Eugenides racconta di situazioni e stati d'animo per i quali siamo passati tutti: le feste, i viaggi all'estero, il ricovero dell'amico in un reparto psichiatrico, il sesso fatto bene o malissimo, l'infatuazione per la ragazza/il ragazzo che ti tiene sulla corda ma vuole esserti solo amico/a, gli ambienti degli istituti di ricerca... Ma come ogni buon narratore illumina la materia da una angolazione particolare (che è poi quella che ha conosciuto in prima persona, essendo il college del libro quello stesso nel quale ha studiato). Così, tutto sembra non solo vero, ma più vero.
Come in Franzen, va detto, anche in Eugenides c'è molto divertimento fra le righe; poi c'è sofferenza, ovviamente, la sofferenza amorosa, quella più importante, nell'economia di una vita "normale", cioè una vita non devastata da traumi infantili irrecuperabili o eventi bellici (e fin quando non sopraggiungono le malattie, ovviamente).
La chiave, perciò, è il realismo, come direbbe Lou Reed, anche se qui non c'è il suo realismo truce, siamo pur sempre negli anni '80. E forse è proprio grazie al realismo che si riesce a leggere le pagine degli americani con tanto piacere (De Lillo fa un po' eccezione: lì le cose si complicano, e lì no, in effetti non si ride mai. In compenso, c'è un registro narrativo forse più alto, più sperimentale, perlomeno in "Underworld").
Nel suo romanzo Eugenides semina molte chicche. La parte di cui lo scrittore dichiara di essere - forse giustamente - più orgoglioso, è quella che racconta la progressione della malattia mentale, della psicosi maniaco-depressiva; in queste pagine Eugenides sembra voler rivaleggiare con il Franzen de "Le correzioni", che entrò con sbalorditiva sicurezza nella testa di un malato di alzheimer (Franzen, per la cronaca, è rimasto imbattuto). Ma ci sono anche altre cosette. Lo smarrimento dell'americano a Parigi, l'imbarazzante integralismo proprio di una certa stagione della vita (in questo caso, incarnato da una giovane femminista, che trova censurabile leggere Hemingway), e, ad un certo punto, anche Peter Handke, e la cosa mi ha fatto un po' sorridere perché per iniziare "La trama del matrimonio" ho messo momentaneamente da parte proprio un libro di Handke. Handke, nella fattispecie "Infelicità senza desideri", come il simbolo dello scrittore concettuale amato dagli strutturalisti, del quale si indagano le strategie narrative, gli oscuri moventi criptoletterari.
Beh, Handke è agli antipodi da questo genere di narrativa.

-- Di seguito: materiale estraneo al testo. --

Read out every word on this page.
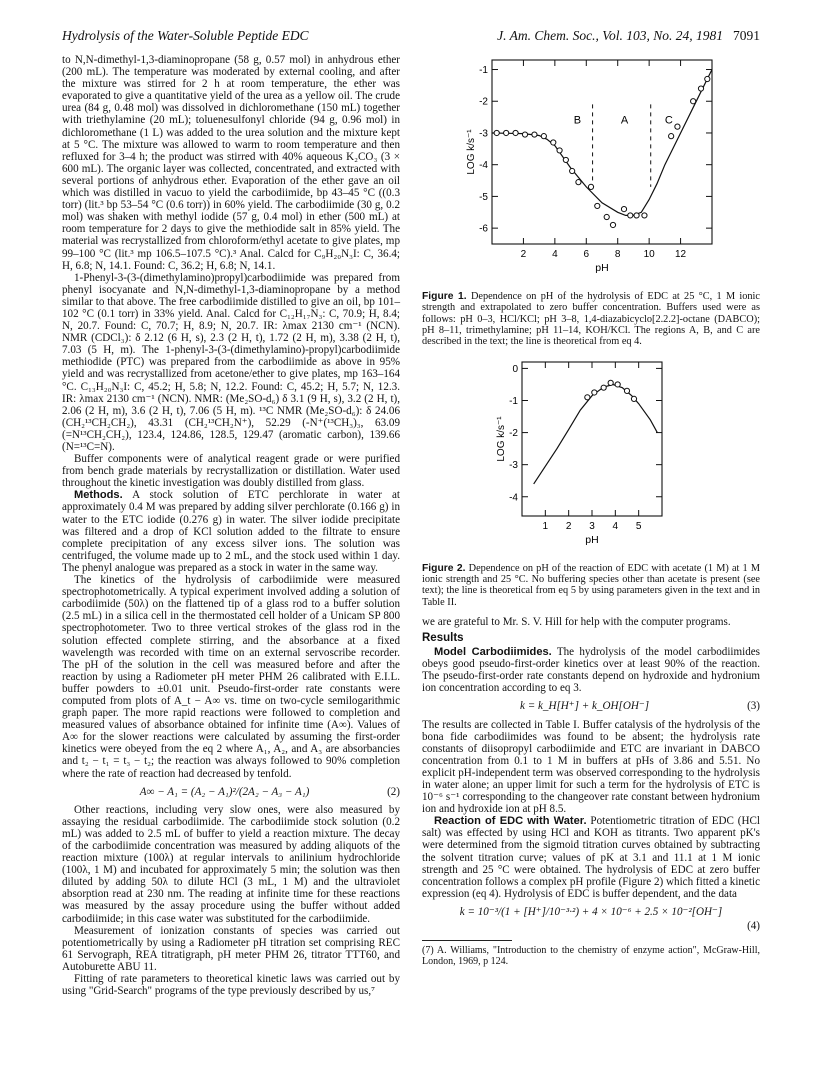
Hydrolysis of the Water-Soluble Peptide EDC	J. Am. Chem. Soc., Vol. 103, No. 24, 1981 7091

to N,N-dimethyl-1,3-diaminopropane (58 g, 0.57 mol) in anhydrous ether (200 mL). The temperature was moderated by external cooling, and after the mixture was stirred for 2 h at room temperature, the ether was evaporated to give a quantitative yield of the urea as a yellow oil. The crude urea (84 g, 0.48 mol) was dissolved in dichloromethane (150 mL) together with triethylamine (20 mL); toluenesulfonyl chloride (94 g, 0.96 mol) in dichloromethane (1 L) was added to the urea solution and the mixture kept at 5 °C. The mixture was allowed to warm to room temperature and then refluxed for 3–4 h; the product was stirred with 40% aqueous K₂CO₃ (3 × 600 mL). The organic layer was collected, concentrated, and extracted with several portions of anhydrous ether. Evaporation of the ether gave an oil which was distilled in vacuo to yield the carbodiimide, bp 43–45 °C ((0.3 torr) (lit.³ bp 53–54 °C (0.6 torr)) in 60% yield. The carbodiimide (30 g, 0.2 mol) was shaken with methyl iodide (57 g, 0.4 mol) in ether (500 mL) at room temperature for 2 days to give the methiodide salt in 85% yield. The material was recrystallized from chloroform/ethyl acetate to give plates, mp 99–100 °C (lit.³ mp 106.5–107.5 °C).³ Anal. Calcd for C₉H₂₀N₃I: C, 36.4; H, 6.8; N, 14.1. Found: C, 36.2; H, 6.8; N, 14.1.

1-Phenyl-3-(3-(dimethylamino)propyl)carbodiimide was prepared from phenyl isocyanate and N,N-dimethyl-1,3-diaminopropane by a method similar to that above. The free carbodiimide distilled to give an oil, bp 101–102 °C (0.1 torr) in 33% yield. Anal. Calcd for C₁₂H₁₇N₃: C, 70.9; H, 8.4; N, 20.7. Found: C, 70.7; H, 8.9; N, 20.7. IR: λmax 2130 cm⁻¹ (NCN). NMR (CDCl₃): δ 2.12 (6 H, s), 2.3 (2 H, t), 1.72 (2 H, m), 3.38 (2 H, t), 7.03 (5 H, m). The 1-phenyl-3-(3-(dimethylamino)-propyl)carbodiimide methiodide (PTC) was prepared from the carbodiimide as above in 95% yield and was recrystallized from acetone/ether to give plates, mp 163–164 °C. C₁₃H₂₀N₃I: C, 45.2; H, 5.8; N, 12.2. Found: C, 45.2; H, 5.7; N, 12.3. IR: λmax 2130 cm⁻¹ (NCN). NMR: (Me₂SO-d₆) δ 3.1 (9 H, s), 3.2 (2 H, t), 2.06 (2 H, m), 3.6 (2 H, t), 7.06 (5 H, m). ¹³C NMR (Me₂SO-d₆): δ 24.06 (CH₂¹³CH₂CH₂), 43.31 (CH₂¹³CH₂N⁺), 52.29 (-N⁺(¹³CH₃)₃, 63.09 (=N¹³CH₂CH₂), 123.4, 124.86, 128.5, 129.47 (aromatic carbon), 139.66 (N=¹³C=N).

Buffer components were of analytical reagent grade or were purified from bench grade materials by recrystallization or distillation. Water used throughout the kinetic investigation was doubly distilled from glass.

Methods. A stock solution of ETC perchlorate in water at approximately 0.4 M was prepared by adding silver perchlorate (0.166 g) in water to the ETC iodide (0.276 g) in water. The silver iodide precipitate was filtered and a drop of KCl solution added to the filtrate to ensure complete precipitation of any excess silver ions. The solution was centrifuged, the volume made up to 2 mL, and the stock used within 1 day. The phenyl analogue was prepared as a stock in water in the same way.

The kinetics of the hydrolysis of carbodiimide were measured spectrophotometrically. A typical experiment involved adding a solution of carbodiimide (50λ) on the flattened tip of a glass rod to a buffer solution (2.5 mL) in a silica cell in the thermostated cell holder of a Unicam SP 800 spectrophotometer. Two to three vertical strokes of the glass rod in the solution effected complete stirring, and the absorbance at a fixed wavelength was recorded with time on an external servoscribe recorder. The pH of the solution in the cell was measured before and after the reaction by using a Radiometer pH meter PHM 26 calibrated with E.I.L. buffer powders to ±0.01 unit. Pseudo-first-order rate constants were computed from plots of A_t − A∞ vs. time on two-cycle semilogarithmic graph paper. The more rapid reactions were followed to completion and measured values of absorbance obtained for infinite time (A∞). Values of A∞ for the slower reactions were calculated by assuming the first-order kinetics were obeyed from the eq 2 where A₁, A₂, and A₃ are absorbancies and t₂ − t₁ = t₃ − t₂; the reaction was always followed to 90% completion where the rate of reaction had decreased by tenfold.

A∞ − A₁ = (A₂ − A₁)²/(2A₂ − A₃ − A₁)	(2)

Other reactions, including very slow ones, were also measured by assaying the residual carbodiimide. The carbodiimide stock solution (0.2 mL) was added to 2.5 mL of buffer to yield a reaction mixture. The decay of the carbodiimide concentration was measured by adding aliquots of the reaction mixture (100λ) at regular intervals to anilinium hydrochloride (100λ, 1 M) and incubated for approximately 5 min; the solution was then diluted by adding 50λ to dilute HCl (3 mL, 1 M) and the ultraviolet absorption read at 230 nm. The reading at infinite time for these reactions was measured by the assay procedure using the buffer without added carbodiimide; in this case water was substituted for the carbodiimide.

Measurement of ionization constants of species was carried out potentiometrically by using a Radiometer pH titration set comprising REC 61 Servograph, REA titratigraph, pH meter PHM 26, titrator TTT60, and Autoburette ABU 11.

Fitting of rate parameters to theoretical kinetic laws was carried out by using "Grid-Search" programs of the type previously described by us,⁷

2	4	6	8 10 12
-1
-2
-3
-4
-5
-6
pH
LOG k/s⁻¹
B	A	C
Figure 1. Dependence on pH of the hydrolysis of EDC at 25 °C, 1 M ionic strength and extrapolated to zero buffer concentration. Buffers used were as follows: pH 0–3, HCl/KCl; pH 3–8, 1,4-diazabicyclo[2.2.2]-octane (DABCO); pH 8–11, trimethylamine; pH 11–14, KOH/KCl. The regions A, B, and C are described in the text; the line is theoretical from eq 4.
1 2 3 4 5
0
-1
-2
-3
-4
pH
LOG k/s⁻¹
Figure 2. Dependence on pH of the reaction of EDC with acetate (1 M) at 1 M ionic strength and 25 °C. No buffering species other than acetate is present (see text); the line is theoretical from eq 5 by using parameters given in the text and in Table II.

we are grateful to Mr. S. V. Hill for help with the computer programs.

Results

Model Carbodiimides. The hydrolysis of the model carbodiimides obeys good pseudo-first-order kinetics over at least 90% of the reaction. The pseudo-first-order rate constants depend on hydroxide and hydronium ion concentration according to eq 3.

k = k_H[H⁺] + k_OH[OH⁻]	(3)

The results are collected in Table I. Buffer catalysis of the hydrolysis of the bona fide carbodiimides was found to be absent; the hydrolysis rate constants of diisopropyl carbodiimide and ETC are invariant in DABCO concentration from 0.1 to 1 M in buffers at pHs of 3.86 and 5.51. No explicit pH-independent term was observed corresponding to the hydrolysis in water alone; an upper limit for such a term for the hydrolysis of ETC is 10⁻⁶ s⁻¹ corresponding to the changeover rate constant between hydronium ion and hydroxide ion at pH 8.5.

Reaction of EDC with Water. Potentiometric titration of EDC (HCl salt) was effected by using HCl and KOH as titrants. Two apparent pK's were determined from the sigmoid titration curves obtained by subtracting the solvent titration curve; values of pK at 3.1 and 11.1 at 1 M ionic strength and 25 °C were obtained. The hydrolysis of EDC at zero buffer concentration follows a complex pH profile (Figure 2) which fitted a kinetic expression (eq 4). Hydrolysis of EDC is buffer dependent, and the data

k = 10⁻³/(1 + [H⁺]/10⁻³·²) + 4 × 10⁻⁶ + 2.5 × 10⁻²[OH⁻]
(4)
(7) A. Williams, "Introduction to the chemistry of enzyme action", McGraw-Hill, London, 1969, p 124.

Ho passato, recentemente, ore serene (se non felici) con "Lento ritorno a casa". Una serenità data forse dal potere ipnotico (soporifero?) di certe pagine, di certe infinite descrizioni di paesaggi, di nuovo americani. Nell'era post-strutturalista, si possono leggere cose così lontane tra loro senza avvertire alcuna contraddizione. Nel supermercato della cultura contemporanea, Handke può anche stare vicino a Eugenides.

Ma: e l'amore, alla fine, come ne esce? Non sono ancora arrivato in fondo alle 478 pagine del romanzo (edito in Italia da Mondadori, nella traduzione di Katia Bagnoli) ma la mia impressione è che verrà confermata l'affermazione di Amy Winehouse: un gioco in perdita.

P.s. mi accorgo ora che in questa recensione ho parlato forse più di me che del romanzo. Allora, questa è una recensione decostruzionista.